A: Many Members of Congress say they support more accurate Social Security cost-of-living adjustments (COLAs), but frequently fail to provide details of what they mean. One of the best ways for the public to evaluate proposals affecting the COLA is to learn which consumer price index (CPI) the lawmaker favors for calculating the annual boost. The choice of the CPI can make a difference of thousands of dollars in total lifetime benefits.
Recently House Ways and Means Social Security Subcommittee Chairman Rep. Sam Johnson (TX) defended the 2016 Social Security Reform Act, saying it provided “a more accurate measure of inflation for the COLA.” His plan would switch to the more slowly-growing CPI known as the chained consumer price index to calculate COLAs for low- to middle-income beneficiaries, and abolish COLAs altogether for people with incomes higher than $85,000 individuals or $170,000 couples. The COLA cuts alone were estimated by the Social Security Administration’s Chief Actuary to be responsible for more than half of the estimated cuts that the reform plan would produce over 75 years.
Based on how the chained CPI has performed over the past 16 years since it was first launched, average monthly benefits would be about $48 lower today if that index had been used to calculate the COLA since 2000 — a benefit cut of about 5%. That’s precisely the opposite of what today’s retirees need to provide adequate Social Security income over retirements that can last 20 to 30 years. According to a TSCL study, Social Security benefits have lost 23% of their buying power over the past 16 years because the current COLA is already doing such a poor job of keeping pace with rising costs.

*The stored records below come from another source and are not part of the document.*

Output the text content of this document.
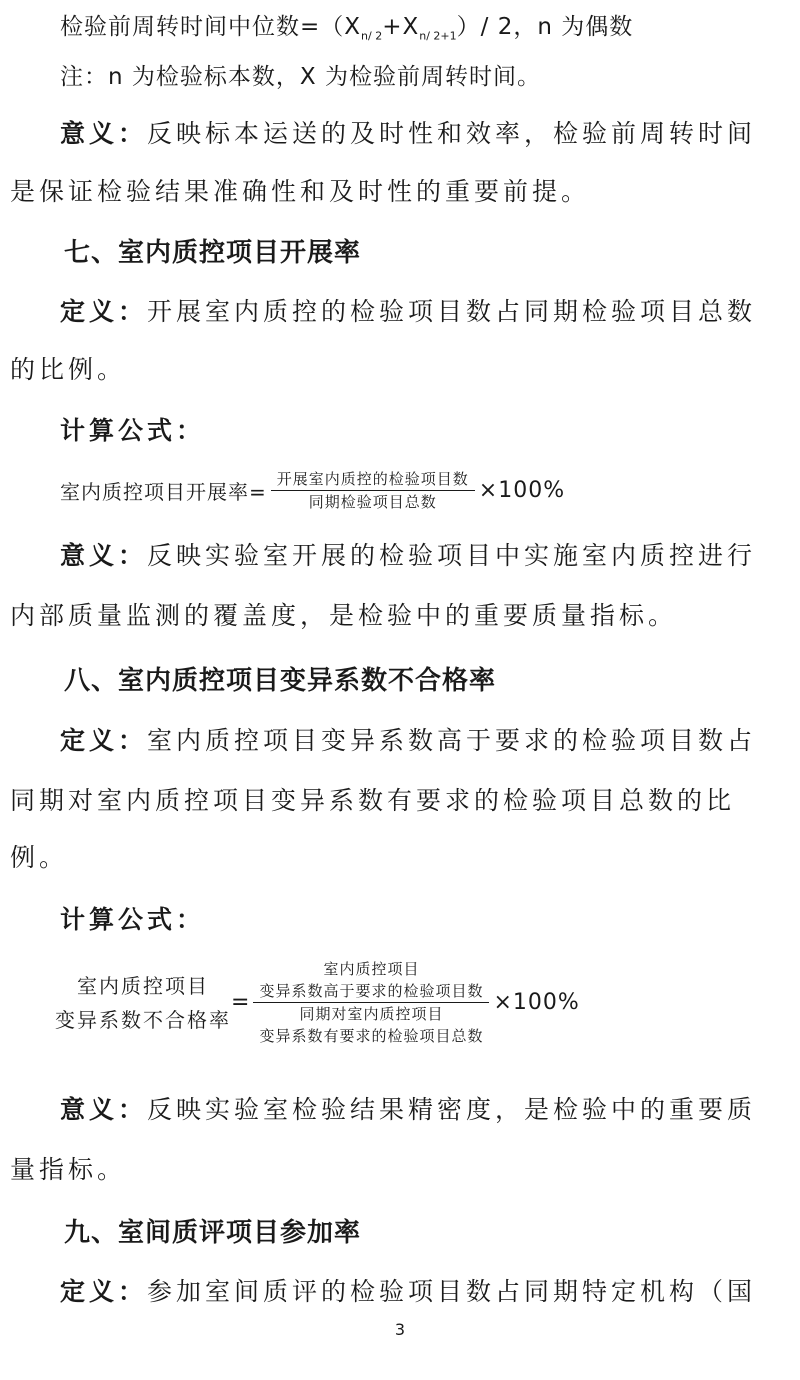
检验前周转时间中位数$=(X_{n/ 2}+X_{n/ 2+1})/$ 2，n 为偶数
注：n 为检验标本数，X 为检验前周转时间。
意义：反映标本运送的及时性和效率，检验前周转时间
是保证检验结果准确性和及时性的重要前提。
七、室内质控项目开展率
定义：开展室内质控的检验项目数占同期检验项目总数
的比例。
计算公式：
室内质控项目开展率= $\frac{\text{开展室内质控的检验项目数}}{\text{同期检验项目总数}} \times 100\%$
意义：反映实验室开展的检验项目中实施室内质控进行
内部质量监测的覆盖度，是检验中的重要质量指标。
八、室内质控项目变异系数不合格率
定义：室内质控项目变异系数高于要求的检验项目数占
同期对室内质控项目变异系数有要求的检验项目总数的比
例。
计算公式：
室内质控项目
变异系数不合格率
=
室内质控项目
变异系数高于要求的检验项目数
同期对室内质控项目
变异系数有要求的检验项目总数
×100%
意义：反映实验室检验结果精密度，是检验中的重要质
量指标。
九、室间质评项目参加率
定义：参加室间质评的检验项目数占同期特定机构（国
3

The COLA is currently based on the Consumer Price Index for Urban Wage Earners and Clerical Workers (CPI-W). That index measures cost changes in items typically used by younger working adults. It gives greater weight to costs like gasoline which has gone down in price in recent years, but doesn’t give as much weight to medical costs and housing which have been rising rapidly and form a bigger share of spending for people age 62 and over.
TSCL believes the most appropriate inflation index for calculating the annual COLA is the Consumer Price Index for the Elderly (CPI-E). The index would generally provide modestly higher increases in most years. However, in 2017, the difference between a COLA payable using the CPI-E versus what retires actually received is at the highest level since the CPI-E was initiated. A COLA based on the CPI-E would be 2.1% in 2017, seven times higher than the tiny 0.3% that Social Security beneficiaries received based on the CPI-W.
TSCL is lobbying for legislation that would provide a more fair COLA by tying the calculation to a seniors index like the CPI-E.